Both men shook their heads to the offered humidor but both ordered brandy, Carver deciding he genuinely needed it. He said: ‘Only for as long as they choose to let it be amicable.’

‘I told you, you watch too much television.’

Carver had to push the calmness into his voice. ‘George. Don’t you have any idea how serious… dangerously serious… all this is!’

‘This is not Chicago in the twenties, Al Capone and machine guns. I know these people. Have done, over a lot of years.’

He was wasting his time, Carver realized, incredulously. ‘I’ll need more than the location.’

‘What?’

‘Names.’

‘It’ll involve you.’

‘I am involved, for Christ’s sake!’ said Carver, in continued exasperation.
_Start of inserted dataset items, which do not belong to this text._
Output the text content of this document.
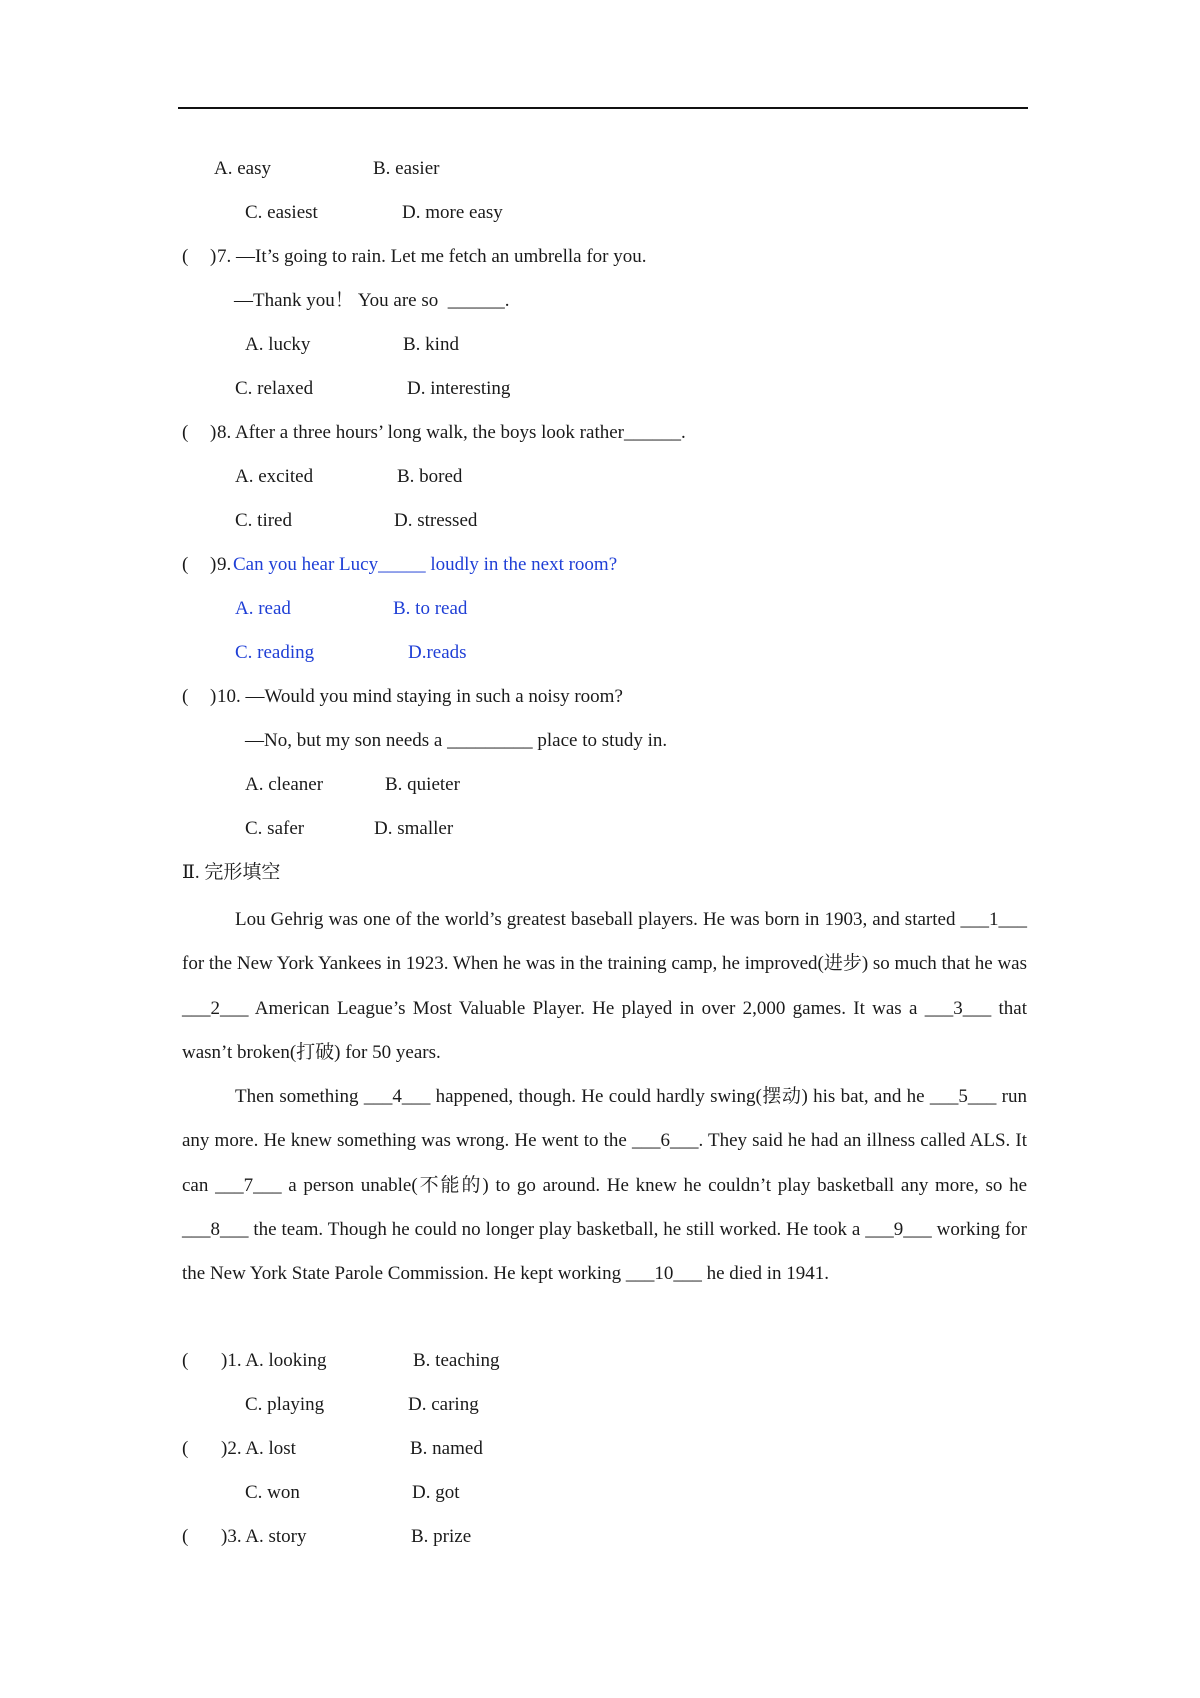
A. easy	B. easier
C. easiest	D. more easy
( ) 7. —It’s going to rain. Let me fetch an umbrella for you.
—Thank you！ You are so  ______.
A. lucky	B. kind
C. relaxed	D. interesting
( ) 8. After a three hours’ long walk, the boys look rather______.
A. excited	B. bored
C. tired	D. stressed
( ) 9. Can you hear Lucy_____ loudly in the next room?
A. read	B. to read
C. reading	D.reads
( ) 10. —Would you mind staying in such a noisy room?
—No, but my son needs a _________ place to study in.
A. cleaner	B. quieter
C. safer	D. smaller
Ⅱ. 完形填空
Lou Gehrig was one of the world’s greatest baseball players. He was born in 1903, and started ___1___ for the New York Yankees in 1923. When he was in the training camp, he improved(进步) so much that he was ___2___ American League’s Most Valuable Player. He played in over 2,000 games. It was a ___3___ that wasn’t broken(打破) for 50 years.
Then something ___4___ happened, though. He could hardly swing(摆动) his bat, and he ___5___ run any more. He knew something was wrong. He went to the ___6___. They said he had an illness called ALS. It can ___7___ a person unable(不能的) to go around. He knew he couldn’t play basketball any more, so he ___8___ the team. Though he could no longer play basketball, he still worked. He took a ___9___ working for the New York State Parole Commission. He kept working ___10___ he died in 1941.
( )1. A. looking	B. teaching
C. playing	D. caring
( )2. A. lost	B. named
C. won	D. got
( )3. A. story	B. prize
‘Let me think on it.’ Northcote smiled abruptly over his brandy snifter. ‘I’m driving up with Jane this afternoon.’

‘I know. What about Friday?’

‘It’ll all be settled by then. You got everything in hand?’
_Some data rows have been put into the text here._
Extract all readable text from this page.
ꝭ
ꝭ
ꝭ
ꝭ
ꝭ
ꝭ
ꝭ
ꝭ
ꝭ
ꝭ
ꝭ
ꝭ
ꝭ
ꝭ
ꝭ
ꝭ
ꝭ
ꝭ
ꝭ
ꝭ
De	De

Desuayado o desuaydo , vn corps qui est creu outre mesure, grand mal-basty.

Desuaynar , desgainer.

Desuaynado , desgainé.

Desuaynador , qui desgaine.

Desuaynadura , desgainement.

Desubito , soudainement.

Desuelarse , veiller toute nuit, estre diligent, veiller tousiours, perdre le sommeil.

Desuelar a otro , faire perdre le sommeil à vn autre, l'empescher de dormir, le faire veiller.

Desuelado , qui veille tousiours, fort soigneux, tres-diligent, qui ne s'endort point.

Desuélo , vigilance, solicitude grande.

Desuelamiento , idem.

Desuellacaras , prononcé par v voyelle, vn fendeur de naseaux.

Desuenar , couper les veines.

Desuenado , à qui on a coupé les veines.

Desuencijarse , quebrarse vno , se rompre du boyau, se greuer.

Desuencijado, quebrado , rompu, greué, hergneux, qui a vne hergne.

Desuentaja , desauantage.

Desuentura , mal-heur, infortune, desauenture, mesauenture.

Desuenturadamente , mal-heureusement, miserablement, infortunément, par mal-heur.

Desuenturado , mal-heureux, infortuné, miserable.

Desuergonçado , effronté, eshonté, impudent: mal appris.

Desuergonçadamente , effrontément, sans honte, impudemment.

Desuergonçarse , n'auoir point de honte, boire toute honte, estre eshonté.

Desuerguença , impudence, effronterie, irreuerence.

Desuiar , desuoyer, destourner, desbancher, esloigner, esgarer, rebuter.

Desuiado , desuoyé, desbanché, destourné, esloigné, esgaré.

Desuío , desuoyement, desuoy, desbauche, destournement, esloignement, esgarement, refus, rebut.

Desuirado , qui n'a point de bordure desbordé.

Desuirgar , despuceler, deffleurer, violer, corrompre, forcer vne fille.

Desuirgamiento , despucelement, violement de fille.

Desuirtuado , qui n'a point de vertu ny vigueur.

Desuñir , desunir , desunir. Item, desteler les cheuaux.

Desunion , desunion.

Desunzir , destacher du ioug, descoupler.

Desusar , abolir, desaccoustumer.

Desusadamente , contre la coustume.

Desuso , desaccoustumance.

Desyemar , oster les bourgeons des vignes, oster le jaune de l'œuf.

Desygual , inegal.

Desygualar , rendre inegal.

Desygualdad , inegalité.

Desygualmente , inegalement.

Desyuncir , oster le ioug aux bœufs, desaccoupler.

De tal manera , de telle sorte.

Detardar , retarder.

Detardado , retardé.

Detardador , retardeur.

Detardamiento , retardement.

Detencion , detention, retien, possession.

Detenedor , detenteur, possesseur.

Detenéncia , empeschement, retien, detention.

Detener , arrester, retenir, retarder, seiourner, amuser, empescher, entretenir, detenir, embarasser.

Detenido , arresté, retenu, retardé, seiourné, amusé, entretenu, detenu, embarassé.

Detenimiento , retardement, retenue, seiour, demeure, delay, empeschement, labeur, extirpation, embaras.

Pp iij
Carver didn’t answer, looking across the table at his father-in-law, who stared back. Finally Northcote said: ‘I’ll make the formal retirement announcement in the keynote speech. Everything will be confirmed by Friday.’
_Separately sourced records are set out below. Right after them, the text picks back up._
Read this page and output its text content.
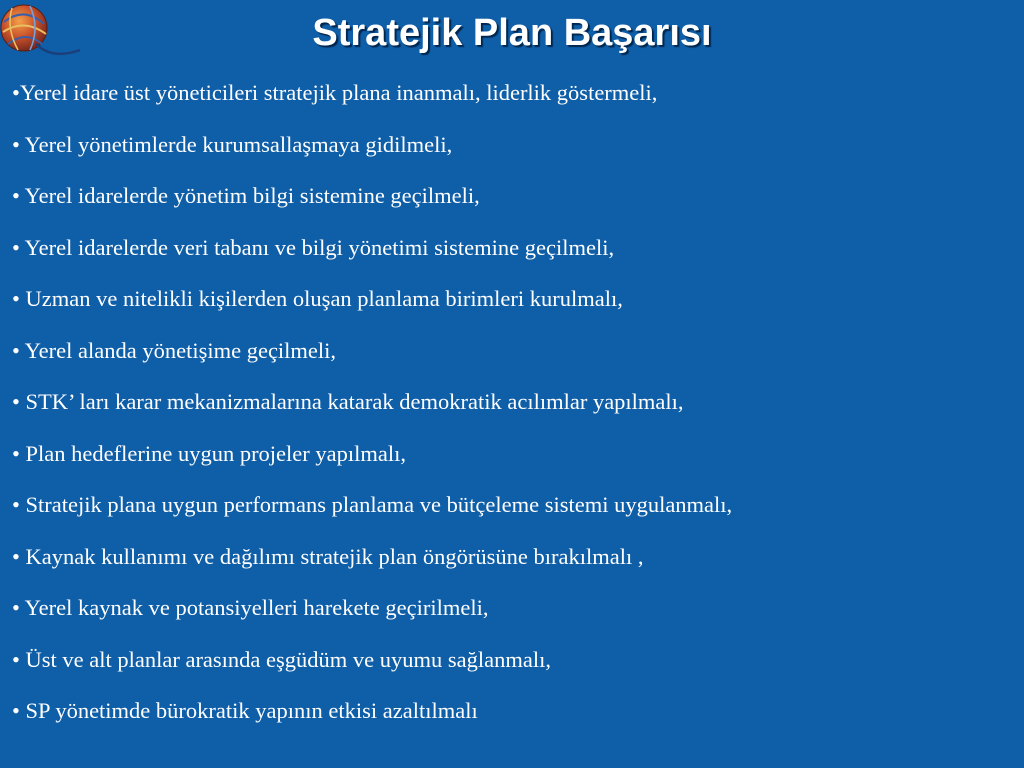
Stratejik Plan Başarısı
•Yerel idare üst yöneticileri stratejik plana inanmalı, liderlik göstermeli,
• Yerel yönetimlerde kurumsallaşmaya gidilmeli,
• Yerel idarelerde yönetim bilgi sistemine geçilmeli,
• Yerel idarelerde veri tabanı ve bilgi yönetimi sistemine geçilmeli,
• Uzman ve nitelikli kişilerden oluşan planlama birimleri kurulmalı,
• Yerel alanda yönetişime geçilmeli,
• STK’ ları karar mekanizmalarına katarak demokratik acılımlar yapılmalı,
• Plan hedeflerine uygun projeler yapılmalı,
• Stratejik plana uygun performans planlama ve bütçeleme sistemi uygulanmalı,
• Kaynak kullanımı ve dağılımı stratejik plan öngörüsüne bırakılmalı ,
• Yerel kaynak ve potansiyelleri harekete geçirilmeli,
• Üst ve alt planlar arasında eşgüdüm ve uyumu sağlanmalı,
• SP yönetimde bürokratik yapının etkisi azaltılmalı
Carver acknowledged that he’d condoned a crime: crime after crime after crime, more crimes than could be counted. Which had – astonishingly – been easy. All so logical. All so acceptable. All – all and every aspect of it – so illegal. Was he prepared to go with that? Was he ready, prepared, to be Superman in the red shorts? Or Eliot Ness? Or John Carver, trying to preserve an empire from crumbling? He said: ‘You were my icon. You were Jane’s icon. Everyone’s icon. God.’

‘Grow up, John.’

‘I just have,’ said Carver. ‘I didn’t enjoy it.’

Alice was already at their table, at their place – the place in the Village he couldn’t remember choosing for those early lunches but which had become their place since. Everyone called everyone by their first names, the moment they were regulars. A very different club from the Harvard: a preferred club even. In which he felt comfortable. Easy. Here – despite the suit in which he definitely felt un comfortable – he was John: anonymous John, no one John. In the Harvard Club he was Mr Carver. Or more often, sir. Rich son-in-law of richer father-in-law, both of whom could order, as they had carelessly ordered, $250 lunches and not eat anything, nor drink more than a token sip of their matchingly expensive wine. Alice was drinking beer.